У подъезда нас уже ждали, чтобы провести обыск. Мать говорила потом, что искали они наркотики, деньги и золото. Техника их мало интересовала, она тогда у всех была ворованная и без документов. Меня усадили на кресло у журнального столика, и мать сказала, чтобы я сама сняла шубу и рейтузы. Она же ходила по пятам за толстым ментом и комментировала его действия. Мать не боялась и не тревожилась. Может быть, ей не было страшно, потому что она знала, что отец обязательно выкрутится. Она выглядела спокойной еще и оттого, что злилась на отца за то, что он не додумался проверить подкладку ворованной шапки, которую приметила на рынке бывшая владелица.
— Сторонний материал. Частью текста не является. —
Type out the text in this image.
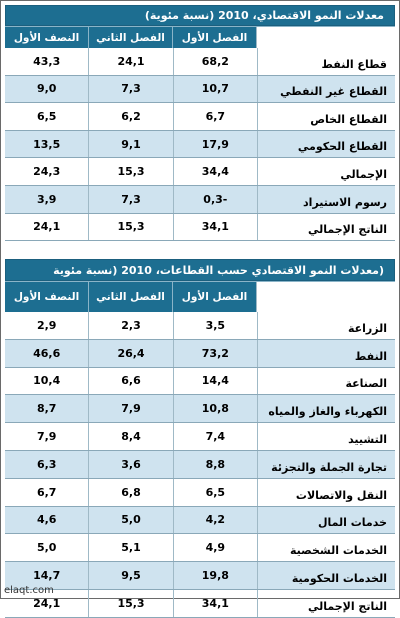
معدلات النمو الاقتصادي، 2010 (نسبة مئوية)
الفصل الأول
الفصل الثاني
النصف الأول
قطاع النفط
68,2
24,1
43,3
القطاع غير النفطي
10,7
7,3
9,0
القطاع الخاص
6,7
6,2
6,5
القطاع الحكومي
17,9
9,1
13,5
الإجمالي
34,4
15,3
24,3
رسوم الاستيراد
-0,3
7,3
3,9
الناتج الإجمالي
34,1
15,3
24,1
(معدلات النمو الاقتصادي حسب القطاعات، 2010 (نسبة مئوية
الفصل الأول
الفصل الثاني
النصف الأول
الزراعة
3,5
2,3
2,9
النفط
73,2
26,4
46,6
الصناعة
14,4
6,6
10,4
الكهرباء والغاز والمياه
10,8
7,9
8,7
التشييد
7,4
8,4
7,9
تجارة الجملة والتجزئة
8,8
3,6
6,3
النقل والاتصالات
6,5
6,8
6,7
خدمات المال
4,2
5,0
4,6
الخدمات الشخصية
4,9
5,1
5,0
الخدمات الحكومية
19,8
9,5
14,7
الناتج الإجمالي
34,1
15,3
24,1
elaqt.com
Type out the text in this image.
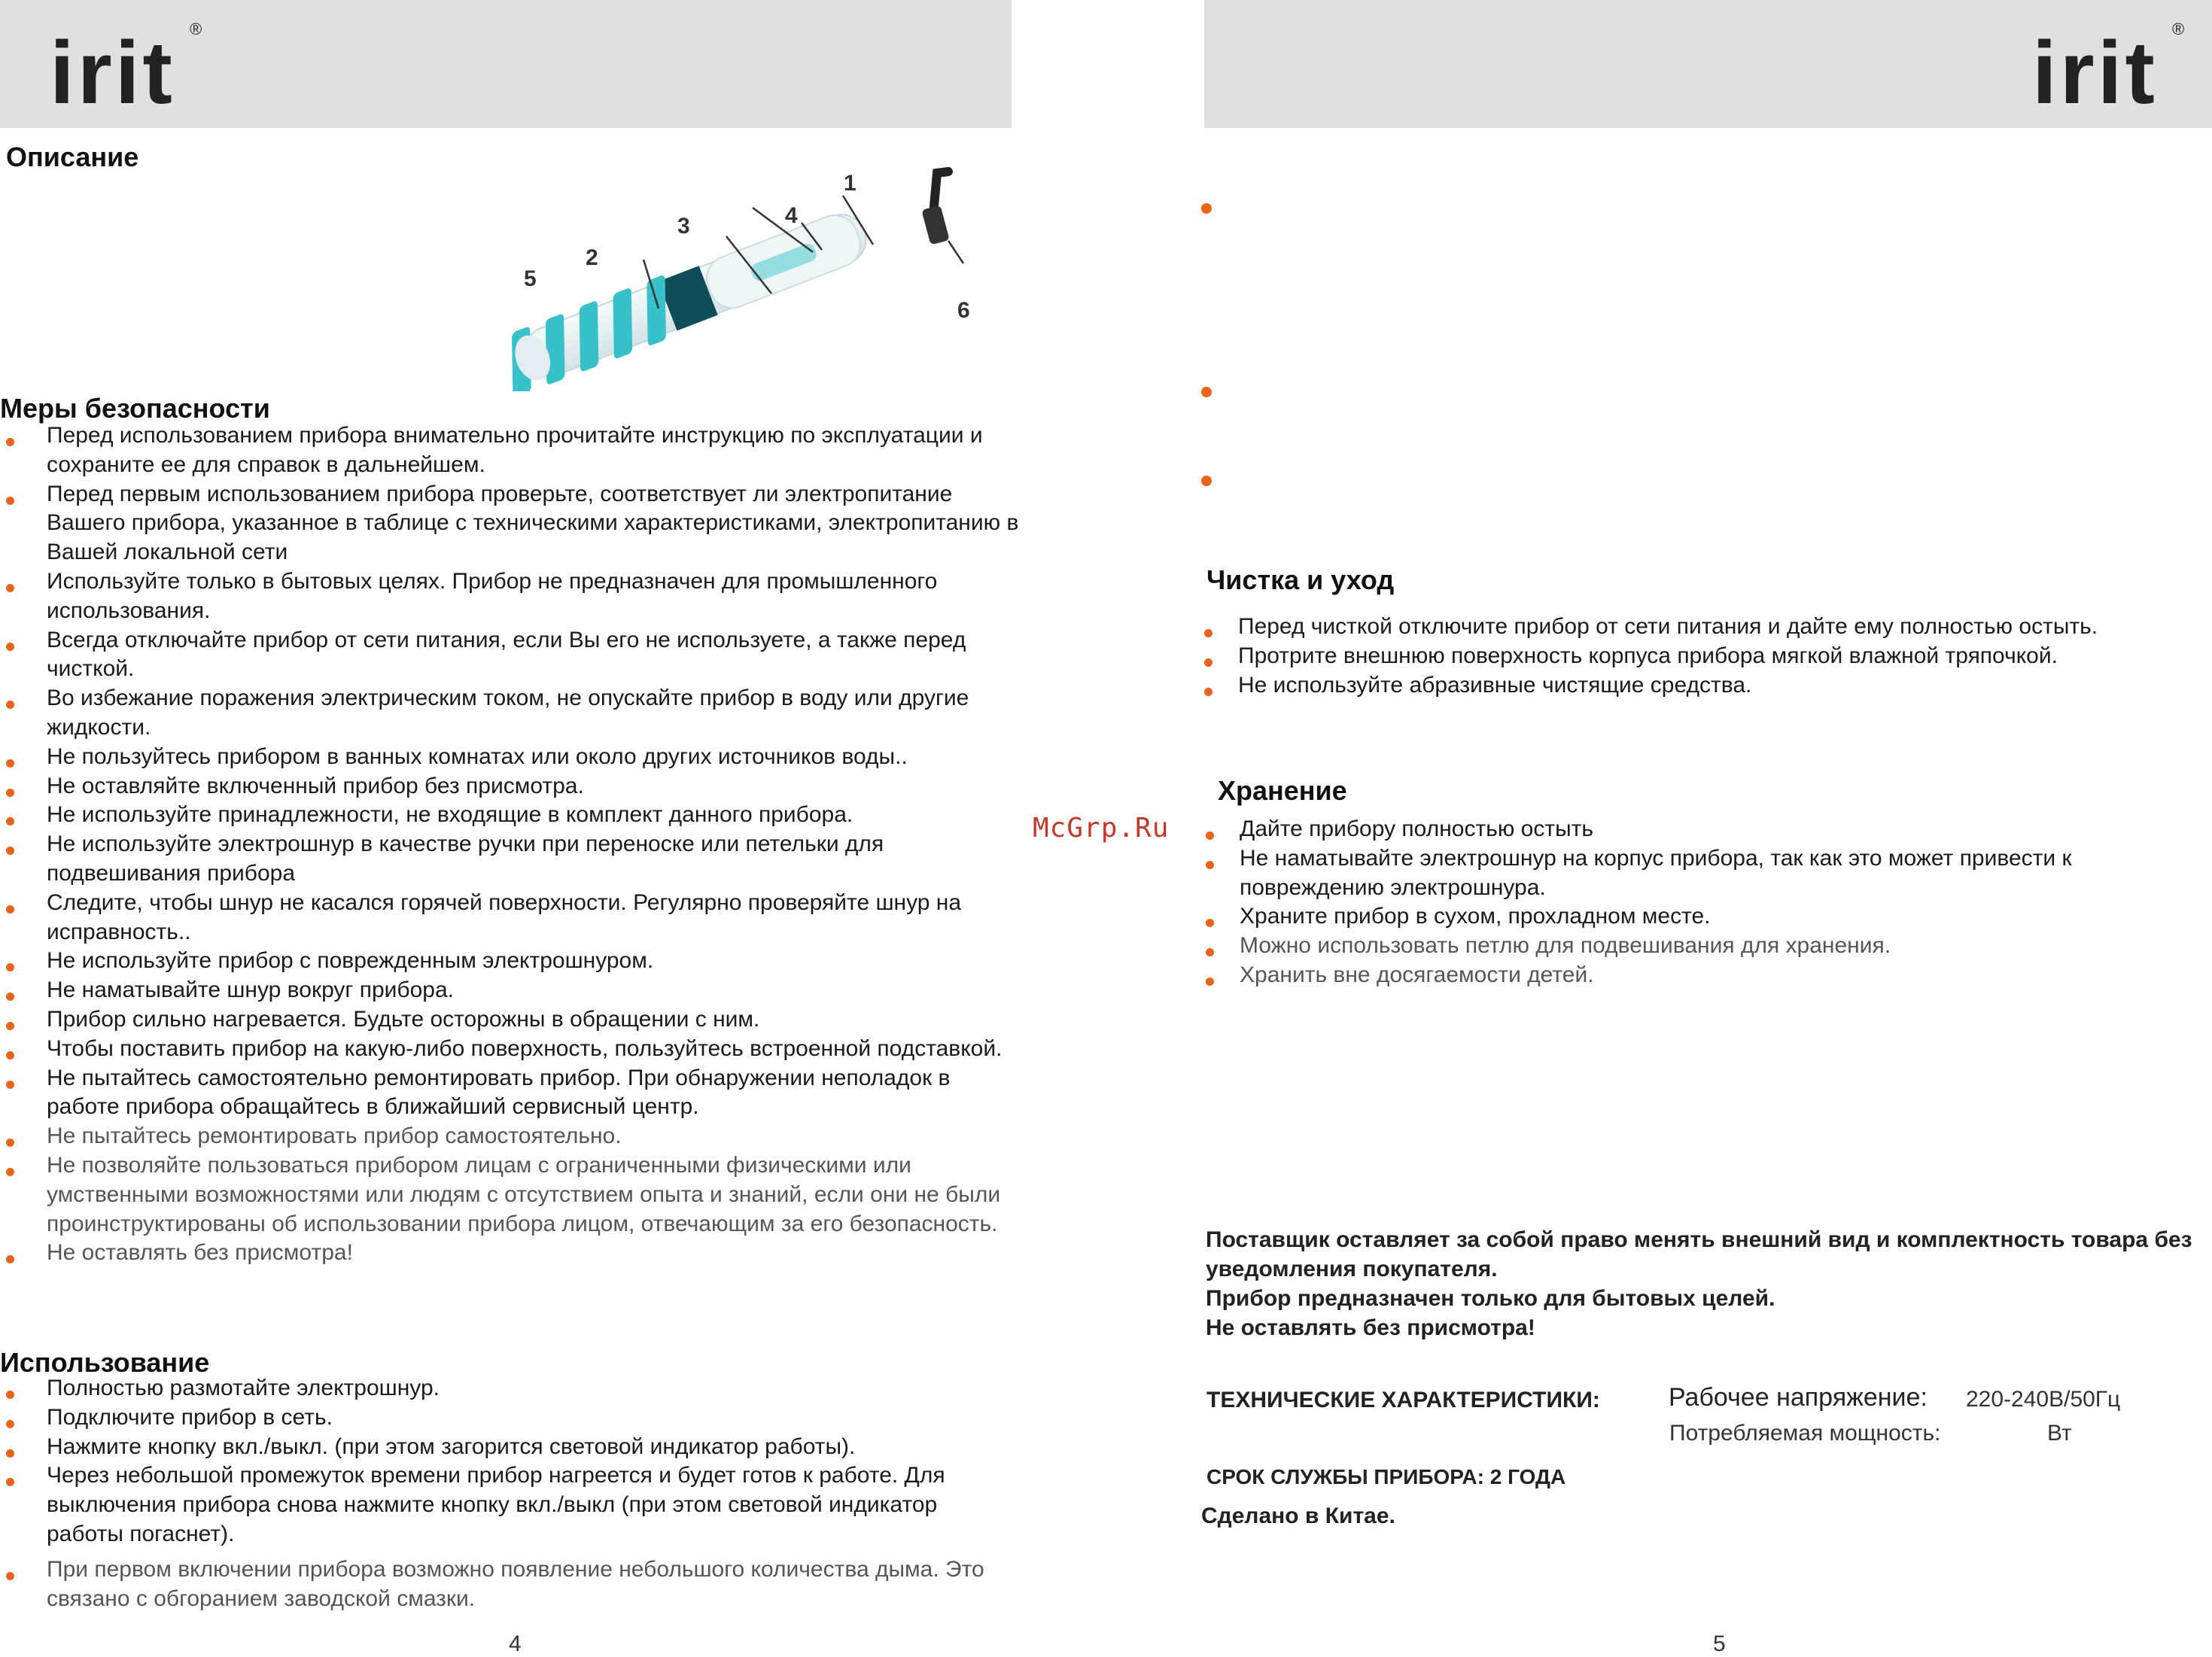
irit ®
Описание
1
2
3	4
5
6
Меры безопасности
Перед использованием прибора внимательно прочитайте инструкцию по эксплуатации и сохраните ее для справок в дальнейшем.
Перед первым использованием прибора проверьте, соответствует ли электропитание Вашего прибора, указанное в таблице с техническими характеристиками, электропитанию в Вашей локальной сети
Используйте только в бытовых целях. Прибор не предназначен для промышленного использования.
Всегда отключайте прибор от сети питания, если Вы его не используете, а также перед чисткой.
Во избежание поражения электрическим током, не опускайте прибор в воду или другие жидкости.
Не пользуйтесь прибором в ванных комнатах или около других источников воды..
Не оставляйте включенный прибор без присмотра.
Не используйте принадлежности, не входящие в комплект данного прибора.
Не используйте электрошнур в качестве ручки при переноске или петельки для подвешивания прибора
Следите, чтобы шнур не касался горячей поверхности. Регулярно проверяйте шнур на исправность..
Не используйте прибор с поврежденным электрошнуром.
Не наматывайте шнур вокруг прибора.
Прибор сильно нагревается. Будьте осторожны в обращении с ним.
Чтобы поставить прибор на какую-либо поверхность, пользуйтесь встроенной подставкой.
Не пытайтесь самостоятельно ремонтировать прибор. При обнаружении неполадок в работе прибора обращайтесь в ближайший сервисный центр.
Не пытайтесь ремонтировать прибор самостоятельно.
Не позволяйте пользоваться прибором лицам с ограниченными физическими или умственными возможностями или людям с отсутствием опыта и знаний, если они не были проинструктированы об использовании прибора лицом, отвечающим за его безопасность.
Не оставлять без присмотра!
Использование
Полностью размотайте электрошнур.
Подключите прибор в сеть.
Нажмите кнопку вкл./выкл. (при этом загорится световой индикатор работы).
Через небольшой промежуток времени прибор нагреется и будет готов к работе. Для выключения прибора снова нажмите кнопку вкл./выкл (при этом световой индикатор работы погаснет).
При первом включении прибора возможно появление небольшого количества дыма. Это связано с обгоранием заводской смазки.
4
McGrp.Ru
irit ®
Чистка и уход
Перед чисткой отключите прибор от сети питания и дайте ему полностью остыть.
Протрите внешнюю поверхность корпуса прибора мягкой влажной тряпочкой.
Не используйте абразивные чистящие средства.
Хранение
Дайте прибору полностью остыть
Не наматывайте электрошнур на корпус прибора, так как это может привести к повреждению электрошнура.
Храните прибор в сухом, прохладном месте.
Можно использовать петлю для подвешивания для хранения.
Хранить вне досягаемости детей.
Поставщик оставляет за собой право менять внешний вид и комплектность товара без уведомления покупателя.
Прибор предназначен только для бытовых целей.
Не оставлять без присмотра!
ТЕХНИЧЕСКИЕ ХАРАКТЕРИСТИКИ:	Рабочее напряжение: 220-240В/50Гц
Потребляемая мощность:	Вт
СРОК СЛУЖБЫ ПРИБОРА: 2 ГОДА
Сделано в Китае.
5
Красивая новая формовка из норки очень шла матери. Она носила ее с блестящим люрексовым шарфиком. Но в тот день, выбирая у прилавка говяжий язык, она почувствовала какую-то суету за спиной. Обернувшись, она увидела растрепанную женщину в дорогой шубе, которая одной рукой держала за рукав толстого милиционера, а другой тыкала указательным пальцем в материну шапку. Продавщица мясного отдела обтерла о сухую тряпку нож и передала ее милиционеру. Милиционер попросил шапку, аккуратно зацепил кончиком ножа шелковую подкладку, и под ней вскрылась надпись на коже: номер телефона, адрес и имя владелицы. Тут же у подкладки заметили две прорехи по бокам: когда-то к шапке была пришита резинка на случай, если шапку будут снимать на бегу. Ее и сняли на бегу, когда владелица шла вечером с дня рождения. За шапку пришлось потягаться, и вор пнул женщину, она схватилась за живот, а вор убежал. Мать носила шапку без резинки, потому что знала, что ее не снимут. Все воры знали мать в лицо, и никто не смел на нее покушаться.
Она была зла
С самого раннего детства меня учили не разговаривать с милиционерами. Отец учил их ненавидеть, но в лицо мусорами не называть, а мать учила презирать. Принято считать, что, когда полицейский кричит на улице «Эй!» и тебе хочется обернуться, это значит, что ты живешь в полицейском государстве. В моем случае все было немного иначе. Я их боялась, потому что была дочерью своего отца, oни вытряхивали мои игрушки и вели себя как хозяева в нашей квартире. Конечно, их действия не были беспочвенными, таким образом они восстанавливали порядок. Но язык, на котором восстанавливался порядок, мало отличался от языка, который использовали преступники. Думаю, ты и без меня это знаешь, здесь я тебе ничего нового не расскажу. Когда я вижу полицейского в метро или на улице, внутри меня до сих пор все холодеет. Это старый холод, и я себя без него не представляю. Он разливается, когда звонят в мою дверь или я слышу, как кто-то разговаривает на лестничной клетке. Мне все время кажется, что за мной придут.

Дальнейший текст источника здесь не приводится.